The parasite most commonly locates in the liver (55%-70%), lungs (18%-35%), or uncommon locations such as brain, bones, muscles, adrenals, spleen,extrahepatic bile ducts, thyroid, spine and pelvic region (10%) 2-3.
Hydatid cysts of liver are serious medical problems because of their high rates of reccurance and their life-threatening complications 1-4. Rupture of hydatid cyst (HC) of the liver may be secondary to trauma or occurs spontaneously. Spontaneous rupture of liver HC into the peritoneum causes an acute abdomen due to peritoneal irritation because of cyst contents. Furthermore, anaphylactic shock may be the first presenting symptom because of systemic reaction of cyst content. Kantarcı M and coll. 5. reported a 10 year old boy who was edmitted with anaphylaxis due to rupture of hydatid cyst . Cruz I and coll. 6, described a 62 year old woman presented to the emergency department with anaphylaxia. She was operated multivesicular hepatic hydatid cystic disease. On this occasion she presented with a 4-week history of recurrent episodes of transient chest pain, generalized pruritis, flushing and ürticaria. Most consensus guidelines for the past 30 years have held that epinephrine is the drug of choice and the first drug that should be administered in acute anaphylaxis.

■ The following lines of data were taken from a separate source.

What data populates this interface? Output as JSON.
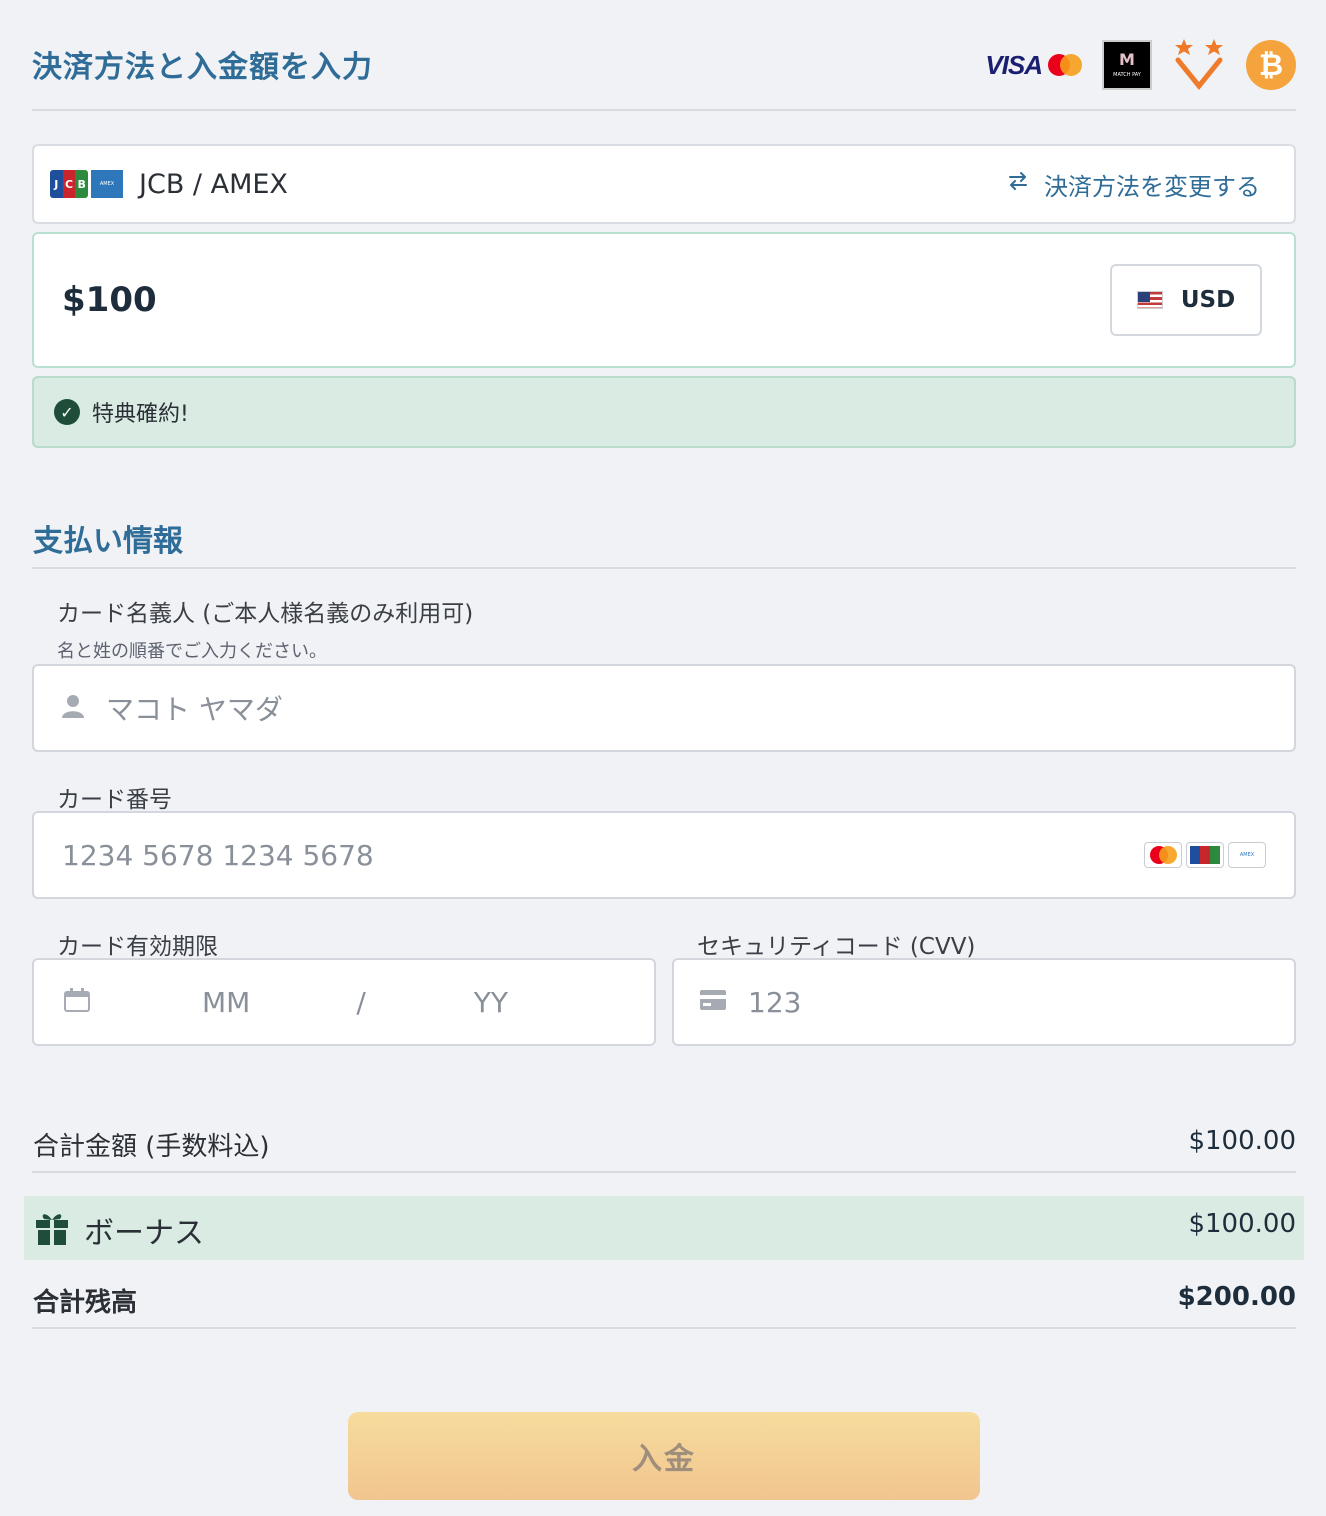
{
  "header": {
    "title": "決済方法と入金額を入力",
    "logos": {
      "visa": "VISA",
      "matchpay": "MATCH PAY",
      "btc": "₿"
    }
  },
  "method": {
    "label": "JCB / AMEX",
    "change_label": "決済方法を変更する"
  },
  "amount": {
    "value": "$100",
    "currency": "USD"
  },
  "confirm": {
    "text": "特典確約!"
  },
  "payment": {
    "title": "支払い情報",
    "holder_label": "カード名義人 (ご本人様名義のみ利用可)",
    "holder_hint": "名と姓の順番でご入力ください。",
    "holder_placeholder": "マコト ヤマダ",
    "number_label": "カード番号",
    "number_placeholder": "1234 5678 1234 5678",
    "expiry_label": "カード有効期限",
    "expiry_month_placeholder": "MM",
    "expiry_sep": "/",
    "expiry_year_placeholder": "YY",
    "cvv_label": "セキュリティコード (CVV)",
    "cvv_placeholder": "123"
  },
  "totals": {
    "subtotal_label": "合計金額 (手数料込)",
    "subtotal_value": "$100.00",
    "bonus_label": "ボーナス",
    "bonus_value": "$100.00",
    "balance_label": "合計残高",
    "balance_value": "$200.00"
  },
  "deposit_label": "入金",
  "colors": {
    "accent": "#2f6c97",
    "success_bg": "#d9ebe2",
    "button_top": "#f6dc9e",
    "button_bottom": "#f1c58f"
  }
}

We preferred to administer intravenous epinephrine and corticosteroid therapy in his initial management. so his condition had improved markedly.

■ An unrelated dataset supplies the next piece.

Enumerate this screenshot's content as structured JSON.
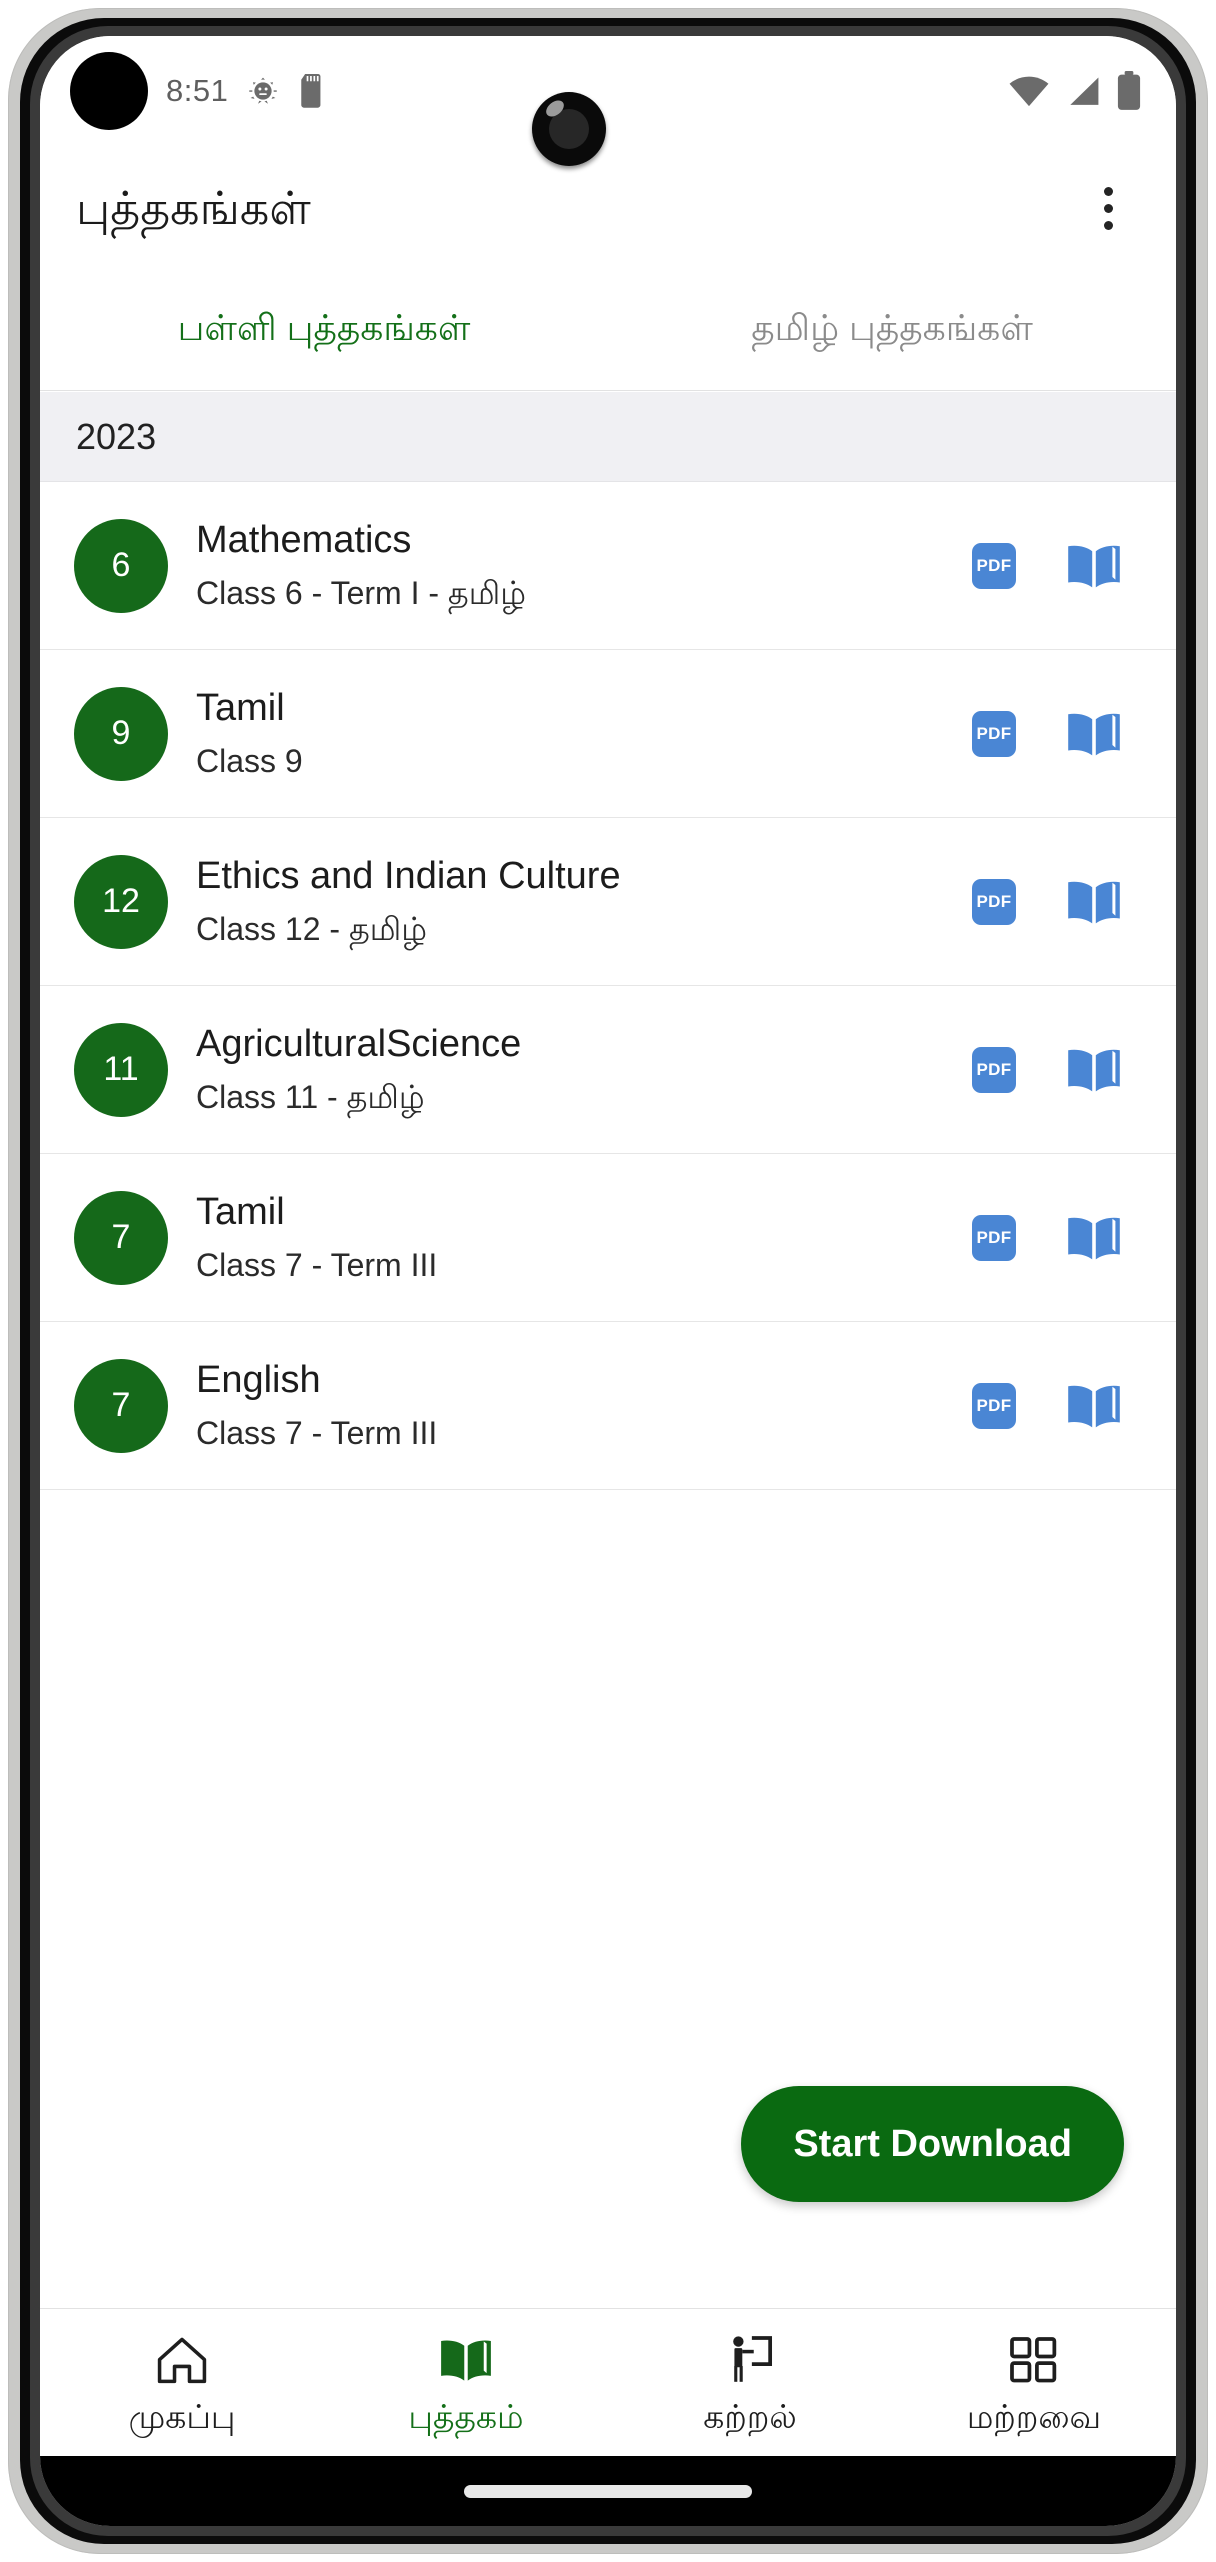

Spontaneous rupture of liver HC caused an acute abdomen. The incidence of peritoneal rupture has been reported to be 5.5% in patients with liver HC 7. The predisposing factors leading to spontaneous rupture include the increased size of the cyst and increased tension on the cyst wall 8-9. Superficial localization of the cyst in the liver may also predispose to spontaneous rupture.
Abdominal ultrasonography (US) and CT are the first-line imaging studies in cases of suspected rupture of HC 10-11. But rupture of the cyst and evacuation of its contents may change the radiological appearance necessitating more sophisticated investigations such as MRI, MRCP, endoscopic retrograde cholangiopancreatography and hepatobilier scintigraphy 12. Kayıhan G and coll. 13 performed that US and CT were the main diagnostic methods with 85% and 100% sensitivity, respectively, in identifying hydatid cyst rupture.In our case brain, torax and abdominal CT scans had been performed and the perforation of two hepatic Echinococcal cysts were visualised clearly.
As a rule, the lungs should be evaluated for associating HC. The reverse is also true for a lung HC. The lung cyst is treated surgically because of effectiveness of antiparasitic drug treatment. In our case we determinated the lungs by this methods.
According to Meyer G Philippe and coll., generalized seizures had never been reported as the initial clinical manifestation of isolated hepatic cyst rupture and initial seizures could be related to decreased cerebral blood flow secondary to transient anaphylaxis at the moment of rupture of the hydatdi cyst. They reported a case of hepatic hydatidosis where the first clinical manifestations, generalized seizures after minor head and abdominal trauma1. In our patient, loss of consciousness without any trauma was observed. His brain CT scan was performed thinking of epilepsy at the first.
In conclusion, ın endemic areas, the diagnosis must be carefully ruled out in patients experiencing abrupt anaphylactic shock of uncertain etiology. Urgent treatment should be initiated, relying first on emergency management of anaphylactic shock and later on surgical treatment of the cysts.